Cuando niños, prácticamente todos los domingos cruzábamos el paso sobre el arroyo Tejera, que estaba allí nomás, una media legua más abajo de nuestra casa. Pasábamos acariciando la laguna de Mansilla con su olor a camalotes y congorosa y enfilábamos por el camino de la escuela 36. A veces, no siempre, veíamos a Doña Natividad, a tiro de bola desde la calle, cascada en alguna tarea en el patio o agitando su mano, saludándonos. También Luis, su nieto-hijo, que andaba siempre por allí, se esmeraba en que notáramos su presencia.
Después de dos repechos, y habiendo dejado atrás la escuela, aparecía a nuestra derecha un lugar de ensueño, el solar de los Gómez.
La pequeña portera de piques llenos de líquenes, pivotaba en el culo de una antigua botella de vino y del otro lado, eternamente, La Tota, de delantal y balanceándose en un prolijo rengueo, te abría paso a través de los canteros de su muy cuidado jardín, un vergel. El rancho de la derecha, de adobe, oficiaba de ahumada cocina y comedor, el de la izquierda con paredes de bloques, más coqueto, se ufanaba del progreso y de lo alhajado de su interior. Los dos con techo de paja, cosechada un poco más abajo, en el arroyo, cerca del paso. Los dos con piso de tierra.
Al Tango lo recuerdo poco, me parece verlo con un hacha de mango de viraró en la mano, su cabeza de un blanco inaudito, dando vueltas por allí, siempre en tareas.
Todos los Gómez, sus hijos y nietos, vivían por allí., «El Cholo», con Anita, el entrañable «Chiquito», un verdadero Pan de Dios, con Elsa, su mujer, columna vertebral de esa hermosa familia. Un poco más lejos, pero no tanto Juan Carlos «El Pera», con Alicia.
Para ir desde lo de La Tota al rancho del Chiquito a jugar con Aníbal, Gustavo o alguno de sus hermanos había que pasar por lo del Cholo, donde a veces me entretenía jugando con algún cordero guacho o hablándole a un perro que nos había desconocido.

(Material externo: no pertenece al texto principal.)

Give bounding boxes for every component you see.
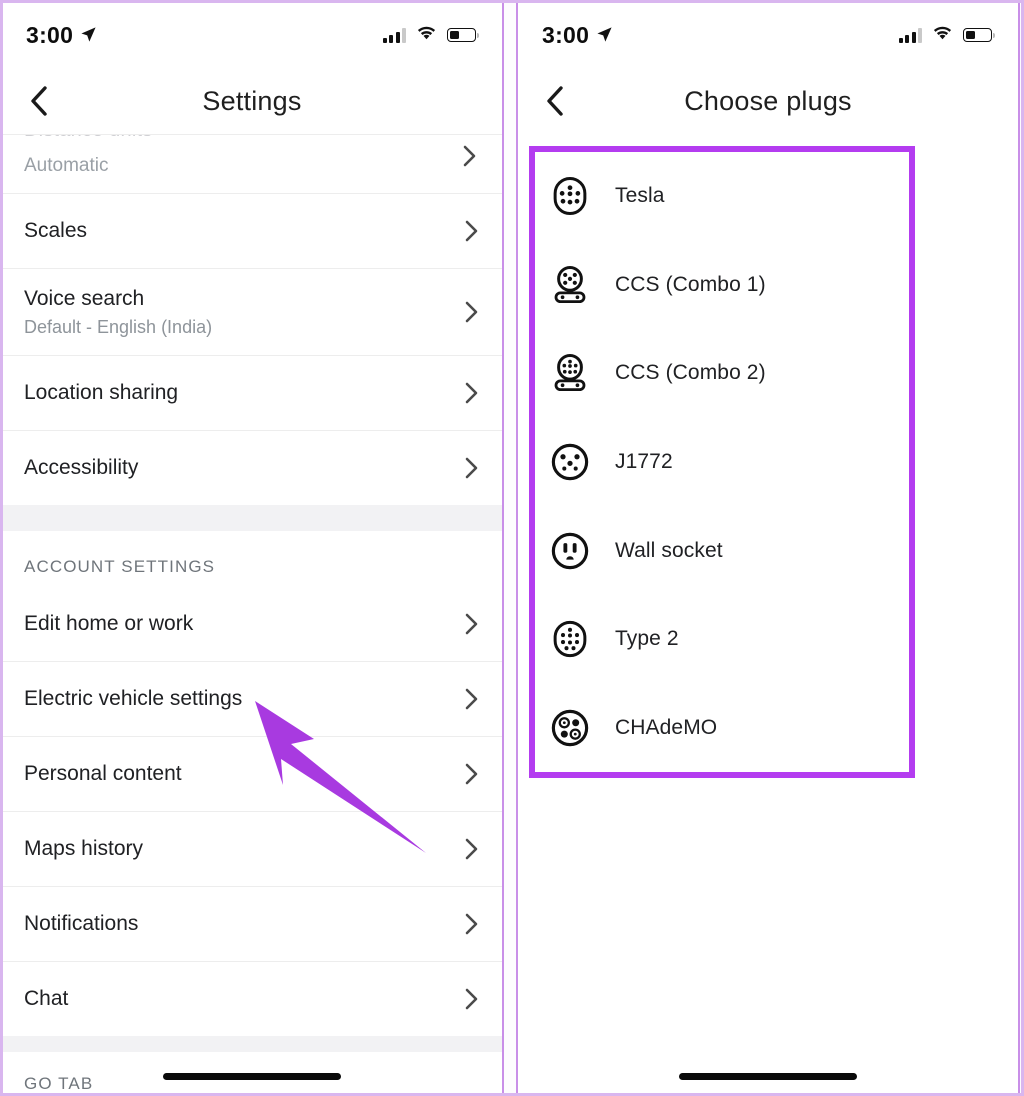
tesla-plug-icon <box>549 175 591 217</box>
ccs-combo-1-plug-icon <box>549 264 591 306</box>
plug-option-wall-socket[interactable]: Wall socket <box>535 506 909 595</box>
settings-row-maps-history[interactable]: Maps history <box>2 812 502 886</box>
battery-low-icon <box>963 28 995 42</box>
nav-bar-left: Settings <box>2 68 502 134</box>
plug-label: J1772 <box>615 450 673 474</box>
plug-label: CCS (Combo 2) <box>615 361 766 385</box>
nav-bar-right: Choose plugs <box>518 68 1018 134</box>
chevron-right-icon <box>465 220 478 242</box>
settings-row-notifications[interactable]: Notifications <box>2 887 502 961</box>
row-title: Location sharing <box>24 380 179 404</box>
settings-list: Distance units Automatic Scales Voice se… <box>2 134 502 1094</box>
screenshot-composite: 3:00 Settings Automatic Scales Voice sea… <box>0 0 1024 1096</box>
plug-label: Type 2 <box>615 627 679 651</box>
status-bar-left: 3:00 <box>2 2 502 68</box>
plug-option-ccs-combo-2[interactable]: CCS (Combo 2) <box>535 329 909 418</box>
plug-label: CHAdeMO <box>615 715 718 739</box>
row-title: Scales <box>24 218 88 242</box>
settings-row-electric-vehicle-settings[interactable]: Electric vehicle settings <box>2 662 502 736</box>
row-title: Maps history <box>24 836 144 860</box>
cellular-signal-icon <box>898 27 922 43</box>
home-indicator <box>679 1073 857 1080</box>
chevron-right-icon <box>465 913 478 935</box>
location-arrow-icon <box>80 22 97 49</box>
plug-option-tesla[interactable]: Tesla <box>535 152 909 241</box>
chevron-right-icon <box>465 613 478 635</box>
settings-row-edit-home-or-work[interactable]: Edit home or work <box>2 587 502 661</box>
row-title: Edit home or work <box>24 611 194 635</box>
plug-option-ccs-combo-1[interactable]: CCS (Combo 1) <box>535 241 909 330</box>
row-subtitle: Default - English (India) <box>24 317 213 338</box>
row-title: Chat <box>24 986 69 1010</box>
chevron-left-icon <box>544 85 566 117</box>
settings-row-chat[interactable]: Chat <box>2 962 502 1036</box>
wifi-icon <box>932 25 953 46</box>
type-2-plug-icon <box>553 621 587 658</box>
plug-option-j1772[interactable]: J1772 <box>535 418 909 507</box>
location-arrow-icon <box>596 22 613 49</box>
chevron-right-icon <box>465 382 478 404</box>
status-bar-indicators <box>898 25 995 46</box>
row-title: Accessibility <box>24 455 139 479</box>
chevron-right-icon <box>463 145 476 167</box>
plugs-highlight-box: Tesla CCS (Combo 1) CCS (Combo 2) J1772 … <box>529 146 915 779</box>
chevron-right-icon <box>465 688 478 710</box>
status-bar-right: 3:00 <box>518 2 1018 68</box>
back-button-choose-plugs[interactable] <box>538 84 572 118</box>
row-title: Notifications <box>24 911 139 935</box>
plug-label: Wall socket <box>615 538 723 562</box>
chademo-plug-icon <box>551 709 589 747</box>
page-title-settings: Settings <box>202 85 302 116</box>
plug-option-chademo[interactable]: CHAdeMO <box>535 684 909 773</box>
chevron-right-icon <box>465 301 478 323</box>
cellular-signal-icon <box>382 27 406 43</box>
status-time-label: 3:00 <box>542 21 590 48</box>
section-separator-band <box>2 1036 502 1052</box>
plug-option-type-2[interactable]: Type 2 <box>535 595 909 684</box>
section-header-account-settings: ACCOUNT SETTINGS <box>2 531 502 587</box>
chevron-right-icon <box>465 457 478 479</box>
right-phone-screen: 3:00 Choose plugs Tesla CCS (Combo 1) CC… <box>516 0 1020 1096</box>
chevron-right-icon <box>465 838 478 860</box>
row-title: Distance units <box>24 135 152 142</box>
row-title: Personal content <box>24 761 182 785</box>
chevron-right-icon <box>465 988 478 1010</box>
back-button-settings[interactable] <box>22 84 56 118</box>
wall-socket-plug-icon <box>549 530 591 572</box>
status-bar-time-group: 3:00 <box>542 22 613 49</box>
home-indicator <box>163 1073 341 1080</box>
settings-row-scales[interactable]: Scales <box>2 194 502 268</box>
wifi-icon <box>416 25 437 46</box>
left-phone-screen: 3:00 Settings Automatic Scales Voice sea… <box>0 0 504 1096</box>
status-time-label: 3:00 <box>26 21 74 48</box>
status-bar-time-group: 3:00 <box>26 22 97 49</box>
ccs-combo-2-plug-icon <box>549 352 591 394</box>
settings-row-accessibility[interactable]: Accessibility <box>2 431 502 505</box>
row-title: Electric vehicle settings <box>24 686 243 710</box>
settings-row-personal-content[interactable]: Personal content <box>2 737 502 811</box>
settings-row-distance-units[interactable]: Distance units Automatic <box>2 135 502 193</box>
chevron-left-icon <box>28 85 50 117</box>
row-title: Voice search <box>24 286 145 310</box>
plug-label: CCS (Combo 1) <box>615 272 766 296</box>
status-bar-indicators <box>382 25 479 46</box>
settings-row-voice-search[interactable]: Voice search Default - English (India) <box>2 269 502 355</box>
row-subtitle: Automatic <box>24 155 109 176</box>
page-title-choose-plugs: Choose plugs <box>684 85 852 116</box>
settings-row-location-sharing[interactable]: Location sharing <box>2 356 502 430</box>
section-separator-band <box>2 505 502 531</box>
chevron-right-icon <box>465 763 478 785</box>
plug-label: Tesla <box>615 184 665 208</box>
j1772-plug-icon <box>549 441 591 483</box>
battery-low-icon <box>447 28 479 42</box>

Llegando un poco más allá, al cruce con el camino que sale en El Altillo, agarrando hacia la siniestra por ese trecho siempre empedrado, en la cima del primer repecho, se entrevera con unos paraísos y algunos transparentes, el boliche del Chongo, donde al parroquiano que llegaba, por costumbre se le invitaba con la primera copa.
Tenía una cancha de pelota de mano en desuso hacía muchos años, y adentro una linda mesa de carolina, de paño muy gastado, en la que más de una vez jugué alguna partida en la que indefectiblemente los mayores me dejaban ganar. Recuerdo que cuando con mi padre tocábamos esa especie de buen puerto que era el boliche, nos preguntaban siempre que íbamos a tomar. Papá creo que contestaba siempre caña, yo, muy chico, refresco.
Así que siempre se repetía el clásico ¿qué se va a servir? Hasta que una de esas veces, calculo que en algún enero, Don Pironel, un gaucho viejo, recostado en el mostrador, en el momento que entramos, me pregunta: ¿y usted es Bidegain o Filippini?, a lo que yo sin escucharlo muy ligero le respondo: ¡una Crush!.